People seem to believe that you can't have cognitive deficits if you don't seem stupid.
The image many carry in their minds of a person with cognitive problems is an image of someone whose internal dysfunction necessarily finds clear outward manifestation in unusual physical proportions, motor skills, vocal quality, and speech patterns. Less objectively, it's an image of a cartoon idiot: Lennie from Of Mice and Men as depicted in Looney Tunes.
This is a suboptimal situation. My autism involves some cognitive impairment. Because I'm intelligent and articulate, even paraprofessionals have trouble remembering or, in fact, believing that I'm not as able to apply my intellect as ordinary people are. I'm smart, I'm not Lennie, but I'm not George either. The dichotomy between those characters is the only way many people can understand the difference between neurotypical people and people with cognitive or neurodevelopmental disabilities. If I'm not obviously a moron, they think, I must be exactly as capable as anyone else.
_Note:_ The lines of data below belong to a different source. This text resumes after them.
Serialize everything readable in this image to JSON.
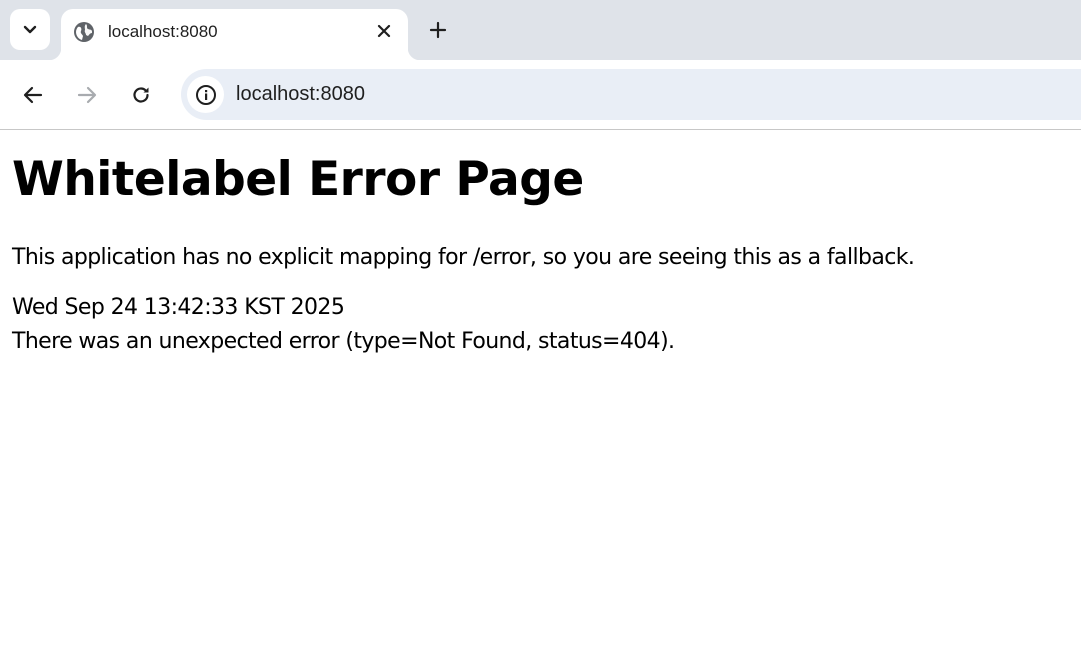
{
  "browser": {
    "tab": {
      "title": "localhost:8080",
      "favicon": "globe-icon"
    },
    "toolbar": {
      "back_icon": "arrow-left-icon",
      "forward_icon": "arrow-right-icon",
      "reload_icon": "reload-icon",
      "site_info_icon": "info-icon",
      "address": "localhost:8080"
    },
    "colors": {
      "tabstrip": "#dfe3e9",
      "omnibox": "#e9eef6",
      "forward_disabled": "#a8abaf"
    }
  },
  "page": {
    "heading": "Whitelabel Error Page",
    "message": "This application has no explicit mapping for /error, so you are seeing this as a fallback.",
    "timestamp": "Wed Sep 24 13:42:33 KST 2025",
    "error": "There was an unexpected error (type=Not Found, status=404)."
  }
}
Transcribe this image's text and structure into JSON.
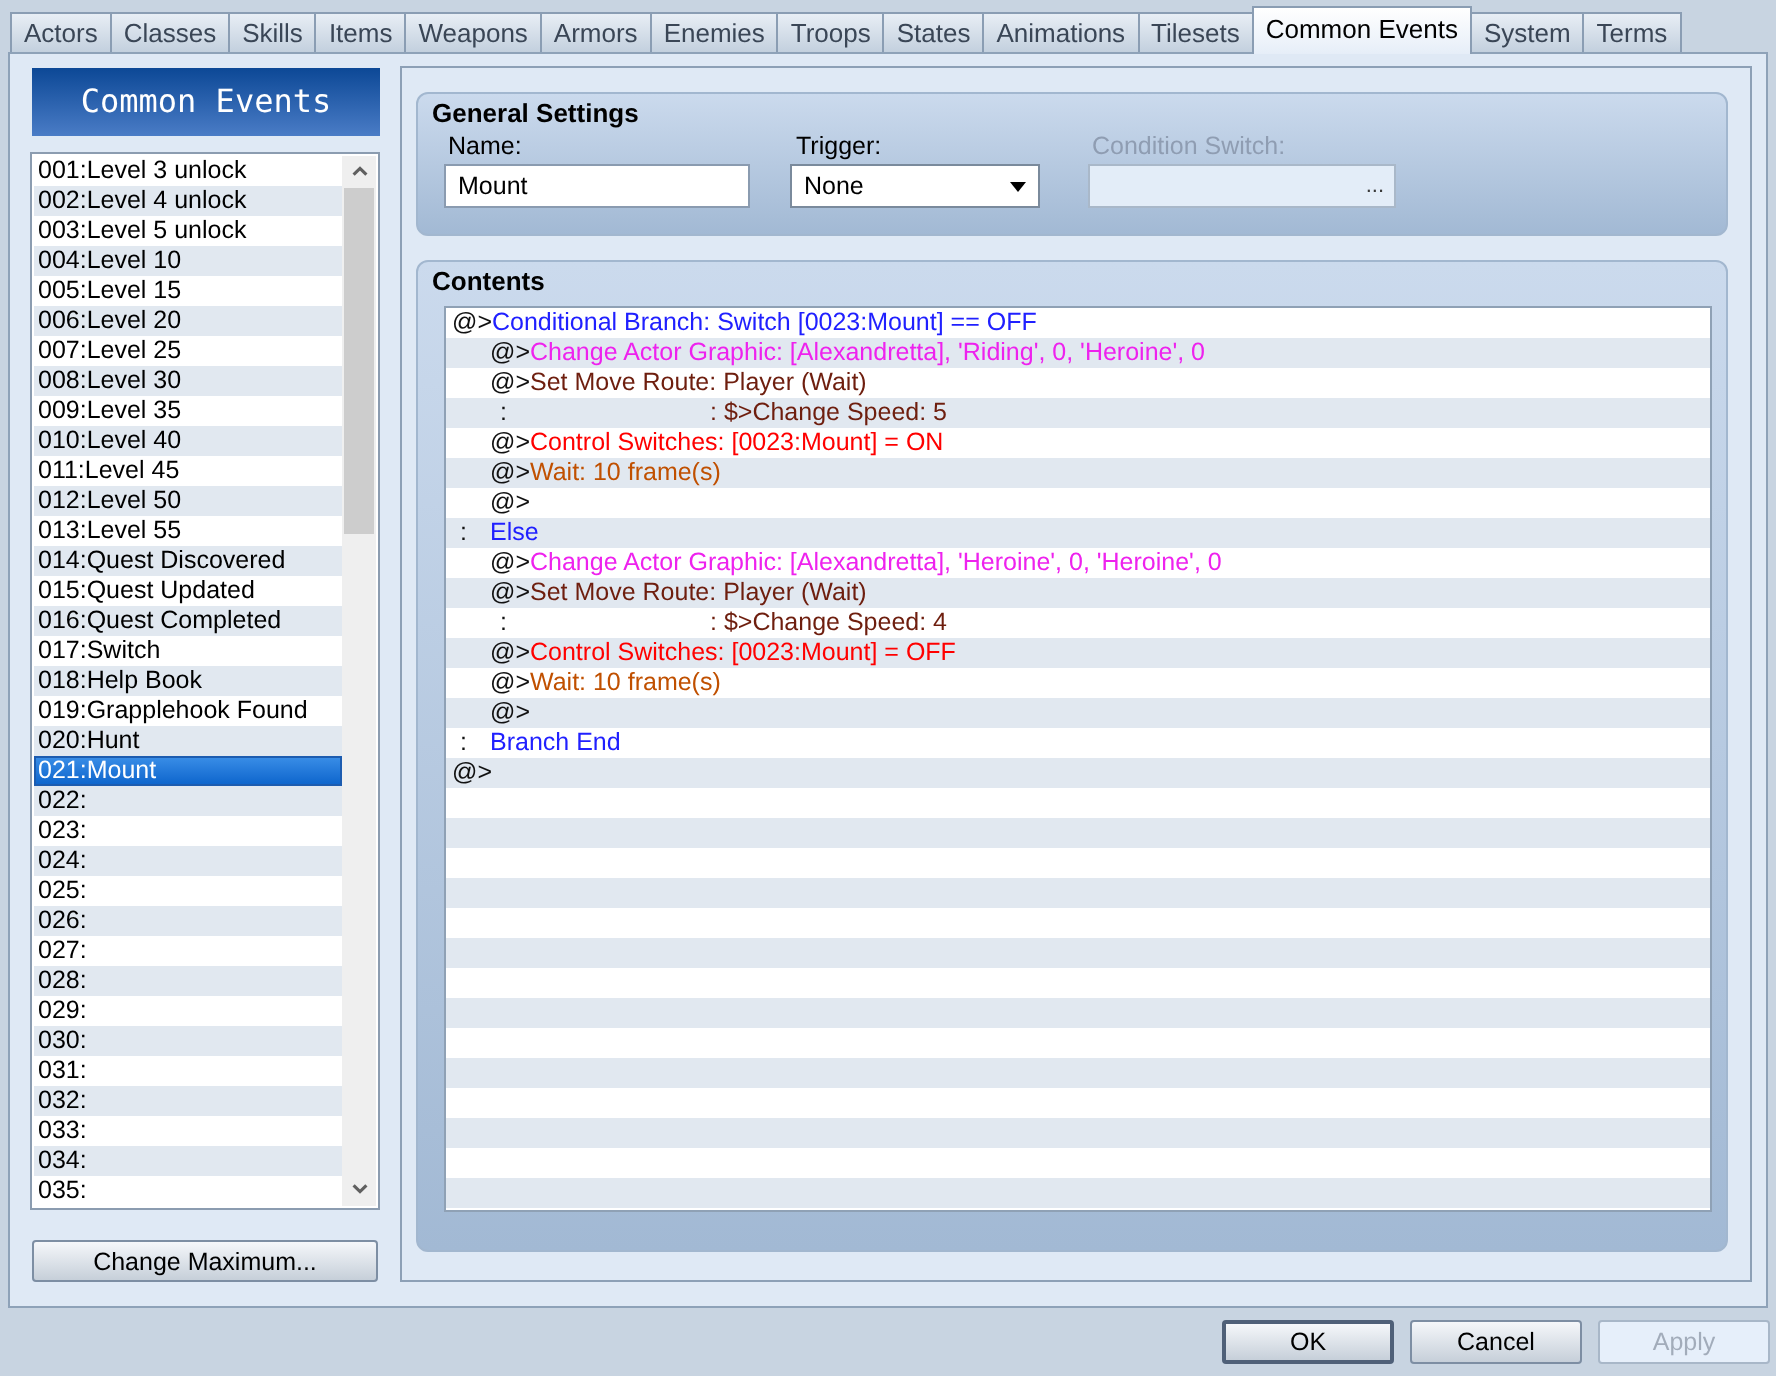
{
  "tabs": [
    {
      "label": "Actors",
      "selected": false
    },
    {
      "label": "Classes",
      "selected": false
    },
    {
      "label": "Skills",
      "selected": false
    },
    {
      "label": "Items",
      "selected": false
    },
    {
      "label": "Weapons",
      "selected": false
    },
    {
      "label": "Armors",
      "selected": false
    },
    {
      "label": "Enemies",
      "selected": false
    },
    {
      "label": "Troops",
      "selected": false
    },
    {
      "label": "States",
      "selected": false
    },
    {
      "label": "Animations",
      "selected": false
    },
    {
      "label": "Tilesets",
      "selected": false
    },
    {
      "label": "Common Events",
      "selected": true
    },
    {
      "label": "System",
      "selected": false
    },
    {
      "label": "Terms",
      "selected": false
    }
  ],
  "sidebar": {
    "title": "Common Events",
    "items": [
      {
        "label": "001:Level 3 unlock",
        "selected": false
      },
      {
        "label": "002:Level 4 unlock",
        "selected": false
      },
      {
        "label": "003:Level 5 unlock",
        "selected": false
      },
      {
        "label": "004:Level 10",
        "selected": false
      },
      {
        "label": "005:Level 15",
        "selected": false
      },
      {
        "label": "006:Level 20",
        "selected": false
      },
      {
        "label": "007:Level 25",
        "selected": false
      },
      {
        "label": "008:Level 30",
        "selected": false
      },
      {
        "label": "009:Level 35",
        "selected": false
      },
      {
        "label": "010:Level 40",
        "selected": false
      },
      {
        "label": "011:Level 45",
        "selected": false
      },
      {
        "label": "012:Level 50",
        "selected": false
      },
      {
        "label": "013:Level 55",
        "selected": false
      },
      {
        "label": "014:Quest Discovered",
        "selected": false
      },
      {
        "label": "015:Quest Updated",
        "selected": false
      },
      {
        "label": "016:Quest Completed",
        "selected": false
      },
      {
        "label": "017:Switch",
        "selected": false
      },
      {
        "label": "018:Help Book",
        "selected": false
      },
      {
        "label": "019:Grapplehook Found",
        "selected": false
      },
      {
        "label": "020:Hunt",
        "selected": false
      },
      {
        "label": "021:Mount",
        "selected": true
      },
      {
        "label": "022:",
        "selected": false
      },
      {
        "label": "023:",
        "selected": false
      },
      {
        "label": "024:",
        "selected": false
      },
      {
        "label": "025:",
        "selected": false
      },
      {
        "label": "026:",
        "selected": false
      },
      {
        "label": "027:",
        "selected": false
      },
      {
        "label": "028:",
        "selected": false
      },
      {
        "label": "029:",
        "selected": false
      },
      {
        "label": "030:",
        "selected": false
      },
      {
        "label": "031:",
        "selected": false
      },
      {
        "label": "032:",
        "selected": false
      },
      {
        "label": "033:",
        "selected": false
      },
      {
        "label": "034:",
        "selected": false
      },
      {
        "label": "035:",
        "selected": false
      }
    ],
    "button": "Change Maximum..."
  },
  "general_settings": {
    "title": "General Settings",
    "name": {
      "label": "Name:",
      "value": "Mount"
    },
    "trigger": {
      "label": "Trigger:",
      "value": "None"
    },
    "condition_switch": {
      "label": "Condition Switch:",
      "disabled": true,
      "button": "..."
    }
  },
  "contents": {
    "title": "Contents",
    "commands": [
      {
        "kind": "command",
        "prefix": "@>",
        "text": "Conditional Branch: Switch [0023:Mount] == OFF",
        "color": "#2020ff",
        "children": [
          {
            "kind": "command",
            "prefix": "@>",
            "text": "Change Actor Graphic: [Alexandretta], 'Riding', 0, 'Heroine', 0",
            "color": "#ee22ee"
          },
          {
            "kind": "command",
            "prefix": "@>",
            "text": "Set Move Route: Player (Wait)",
            "color": "#6e1e0e"
          },
          {
            "kind": "step",
            "prefix": ":",
            "text": ": $>Change Speed: 5",
            "color": "#6e1e0e"
          },
          {
            "kind": "command",
            "prefix": "@>",
            "text": "Control Switches: [0023:Mount] = ON",
            "color": "#ff0000"
          },
          {
            "kind": "command",
            "prefix": "@>",
            "text": "Wait: 10 frame(s)",
            "color": "#c05000"
          },
          {
            "kind": "command",
            "prefix": "@>"
          }
        ]
      },
      {
        "kind": "branch",
        "prefix": ":",
        "text": "Else",
        "color": "#2020ff",
        "children": [
          {
            "kind": "command",
            "prefix": "@>",
            "text": "Change Actor Graphic: [Alexandretta], 'Heroine', 0, 'Heroine', 0",
            "color": "#ee22ee"
          },
          {
            "kind": "command",
            "prefix": "@>",
            "text": "Set Move Route: Player (Wait)",
            "color": "#6e1e0e"
          },
          {
            "kind": "step",
            "prefix": ":",
            "text": ": $>Change Speed: 4",
            "color": "#6e1e0e"
          },
          {
            "kind": "command",
            "prefix": "@>",
            "text": "Control Switches: [0023:Mount] = OFF",
            "color": "#ff0000"
          },
          {
            "kind": "command",
            "prefix": "@>",
            "text": "Wait: 10 frame(s)",
            "color": "#c05000"
          },
          {
            "kind": "command",
            "prefix": "@>"
          }
        ]
      },
      {
        "kind": "branch",
        "prefix": ":",
        "text": "Branch End",
        "color": "#2020ff"
      },
      {
        "kind": "command",
        "prefix": "@>"
      }
    ]
  },
  "buttons": [
    {
      "label": "OK",
      "default": true,
      "disabled": false
    },
    {
      "label": "Cancel",
      "default": false,
      "disabled": false
    },
    {
      "label": "Apply",
      "default": false,
      "disabled": true
    }
  ]
}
What can we do to educate? I'm beyond hoping that it's possible. I'm giving up on that. Humans aren't comfortable with nuance cramping their impulses. They're naturally inclined to superficiality, and I understand why. It's Darwinian. If you stop to think, you might die. If you act impulsively, the chances that you'll die go down a little bit. The benefits of impulsivity are just enough to outweigh the benefits of restraint. So if you don't look like you need special help, most people will listen to their guts' assertions that you don't need it rather than listening to your own assertions that you do.
This feels bad, and it creates situations in which people who need help can't get it. But I don't think education is the solution because I don't think ignorance is the problem. The problem, from an evolutionary perspective alone, is that impulsivity doesn't get enough people killed.